August 8, 2021 – Despite the details, the general theme is the same: someone starts having “psychiatric symptoms,” they are diagnosed with a psychiatric disorder and prescribed medication. Due to the medication, they experience even more severe psychiatric symptoms and then they are diagnosed with another, and usually more severe, psychiatric disorder. The story continues with more and more medications and diagnoses being added over time.

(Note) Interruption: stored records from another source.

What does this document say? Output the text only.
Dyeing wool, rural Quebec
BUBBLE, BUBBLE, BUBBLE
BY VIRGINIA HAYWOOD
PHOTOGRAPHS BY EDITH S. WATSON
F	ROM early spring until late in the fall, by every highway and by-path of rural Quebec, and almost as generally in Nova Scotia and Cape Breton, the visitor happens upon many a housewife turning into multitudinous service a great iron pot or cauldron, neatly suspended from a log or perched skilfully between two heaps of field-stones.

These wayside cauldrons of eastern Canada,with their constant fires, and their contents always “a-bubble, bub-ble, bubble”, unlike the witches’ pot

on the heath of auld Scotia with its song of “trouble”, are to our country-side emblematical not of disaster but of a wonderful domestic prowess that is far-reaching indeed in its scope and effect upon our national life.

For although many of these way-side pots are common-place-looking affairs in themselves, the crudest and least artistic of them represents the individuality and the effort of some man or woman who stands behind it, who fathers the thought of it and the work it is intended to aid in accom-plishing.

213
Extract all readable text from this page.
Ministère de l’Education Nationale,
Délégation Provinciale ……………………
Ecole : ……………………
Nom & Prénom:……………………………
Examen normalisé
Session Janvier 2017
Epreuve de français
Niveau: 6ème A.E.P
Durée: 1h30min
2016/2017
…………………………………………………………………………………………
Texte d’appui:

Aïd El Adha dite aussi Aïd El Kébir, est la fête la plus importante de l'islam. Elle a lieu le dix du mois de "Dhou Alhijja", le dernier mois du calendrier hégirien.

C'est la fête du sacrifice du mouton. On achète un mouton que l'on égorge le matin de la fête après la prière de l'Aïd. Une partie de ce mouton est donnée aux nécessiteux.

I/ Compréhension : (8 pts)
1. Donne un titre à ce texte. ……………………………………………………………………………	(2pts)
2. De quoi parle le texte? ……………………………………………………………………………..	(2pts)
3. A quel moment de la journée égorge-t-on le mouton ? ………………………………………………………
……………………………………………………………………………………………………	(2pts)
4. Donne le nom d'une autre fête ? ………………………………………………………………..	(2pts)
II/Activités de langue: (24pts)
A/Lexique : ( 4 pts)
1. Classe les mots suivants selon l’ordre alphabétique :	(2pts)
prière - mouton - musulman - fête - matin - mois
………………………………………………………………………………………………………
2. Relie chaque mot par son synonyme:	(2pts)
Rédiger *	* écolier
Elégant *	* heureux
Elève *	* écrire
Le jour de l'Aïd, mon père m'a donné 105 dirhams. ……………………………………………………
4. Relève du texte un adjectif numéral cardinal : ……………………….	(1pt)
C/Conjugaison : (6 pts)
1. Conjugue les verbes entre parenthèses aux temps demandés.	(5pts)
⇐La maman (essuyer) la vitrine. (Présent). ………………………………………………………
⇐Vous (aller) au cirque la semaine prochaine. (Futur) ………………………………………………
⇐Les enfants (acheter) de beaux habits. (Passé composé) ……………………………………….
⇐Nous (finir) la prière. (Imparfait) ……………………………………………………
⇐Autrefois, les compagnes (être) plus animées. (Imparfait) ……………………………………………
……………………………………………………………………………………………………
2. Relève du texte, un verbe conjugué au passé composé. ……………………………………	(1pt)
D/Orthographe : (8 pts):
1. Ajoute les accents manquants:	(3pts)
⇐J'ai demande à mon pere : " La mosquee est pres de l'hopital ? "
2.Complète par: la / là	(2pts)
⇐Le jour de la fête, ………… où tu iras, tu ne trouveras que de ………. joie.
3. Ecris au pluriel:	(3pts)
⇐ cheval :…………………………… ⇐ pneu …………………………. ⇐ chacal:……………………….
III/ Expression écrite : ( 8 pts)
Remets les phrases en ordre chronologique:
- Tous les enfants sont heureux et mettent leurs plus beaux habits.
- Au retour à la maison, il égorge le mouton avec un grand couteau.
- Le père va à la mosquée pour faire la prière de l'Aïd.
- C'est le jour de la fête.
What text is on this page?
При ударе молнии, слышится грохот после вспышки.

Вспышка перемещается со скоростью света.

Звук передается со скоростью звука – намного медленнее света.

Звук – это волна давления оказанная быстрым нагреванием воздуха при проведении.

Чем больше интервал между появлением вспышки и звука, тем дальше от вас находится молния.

In addition, patients also begin experiencing side effects to the medications, which are often labeled as new symptoms, leading to even more diagnoses and of course even more medications. Once the vicious cycle of medications, symptoms, and diagnoses is started, it’s like a runaway train.
If I were a conventional psychiatrist, I would say that the case described above illustrated that ADHD and bipolar disorder are “comorbid conditions,” meaning that they frequently occur together in the same person. Conventional psychiatrists use the DSM-5 (“psychiatric bible”) to diagnose psychiatric conditions based on a checklist system. If you have x, y, and z symptoms, then you have that disorder.
It is extremely common that one person will meet the criteria for and be diagnosed with multiple psychiatric disorders. In fact, I may have only seen a handful of patients in my entire career who had only been diagnosed with one psychiatric disorder.
Once a diagnosis is made from the checklist, medications are then prescribed to treat the so-called disorder and symptoms. This is regarded as a rational approach by most conventional psychiatrists.
I will now tell the same story above, but from my (holistic) perspective. Jason grew up in a loving home. However, when Jason was 5, he was molested by his uncle and his family was not aware. This impacted Jason deeply, and in fact it affected him on a mental, physical, and spiritual level. The trauma was never processed and hence it continued to re-appear in Jason’s life on all three levels.